Iraq’s Potemkin Government

Body blow to Iraq’s Potemkin Government?
Posted by Helena Cobban at August 1, 2007 10:54 PM

I’ve been locking myself down writing my new book. (Two chapters almost finished!) But I couldn’t help noticing the reports (e.g. here) about the (mainly Sunni) Iraqi Accord Front having now left Iraq’s Potemkin Government.

‘Potemkin’, because it doesn’t actually do anything that governments by definition do, such as provide solid basic services to the citizenry– especially public security. This body is, however, occasionally pulled out of hiding to “appear” to be doing something. For example, we were told on NPR today that President Bush had a lengthy discussion with “Prime Minister” Maliki by videolink, in which they discussed affairs of state together.

But the fact that the IAF pulled out of the Potemkin Government at the very same time Sec of State Rice and Sec of Defense Gates have been visiting Saudi Arabia and other Gulf Arab countries, urging them to give a bit of support to the said “government”, shows the degree of ineffectual chaos into which the US’s Iraq policy has fallen.

It is quite clear that no-one in the Bush administration has the foggiest idea of how to identify and pursue any policy in Iraq that has any chance of “winning”. Actually it is far too late for that now. There is no such policy any more.

But still, the exit from Iraq can be managed with either a greater or lesser degree of intelligence, and therefore of orderliness and predictability for everyone concerned– Americans, Iraqis, and neighbors of Iraq. And the way this administration is lurching around the region these days, it seems less and less likely that they will be able to manage even a drawdown/withdrawal of forces without making major blunders.

I think “lurch” will have to be one of the major ways in which the historians of the future describe the tenor of the Bushites’ whole engagement with Iraq. They lurch like cognitively impaired drunkards from one side to another, with no stable center of understanding, realism, or political principle to steady them or help pull them forward. They arm the Shiites, then they arm the Sunnis. They blame the Iranians, then they blame the Saudis. They publicly scold the Saudis for failures in Iraq– and then within hours of that they say they’ll be relying on them to help give political legitimacy to Maliki’s Potemkin Government.

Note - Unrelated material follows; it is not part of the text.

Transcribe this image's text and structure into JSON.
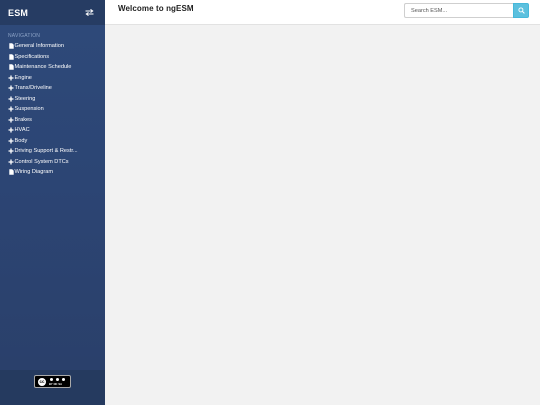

The one constant through all their lurchings around the Middle East? Their propensity to look at every problem as a military problem, and at every relationship as one that can easily be strengthened or manipulated through arms transfers. Hence, their main legacy in the region thus far is one of distrust, tensions, anti-Americanism– and also, massive arming.

Oh well, I need to get back to my book. But before I do that, I’ll just note that, on reflection, it may well be that, inasmuch as the Maliki government is only a Potemkin Government, not the real thing– and certainly not one that controls any functioning levers of state power!– then whether the IAF leaves it or stays in may not actually make any difference. Not because the IAF isn’t important, but because the Maliki government is not the real thing.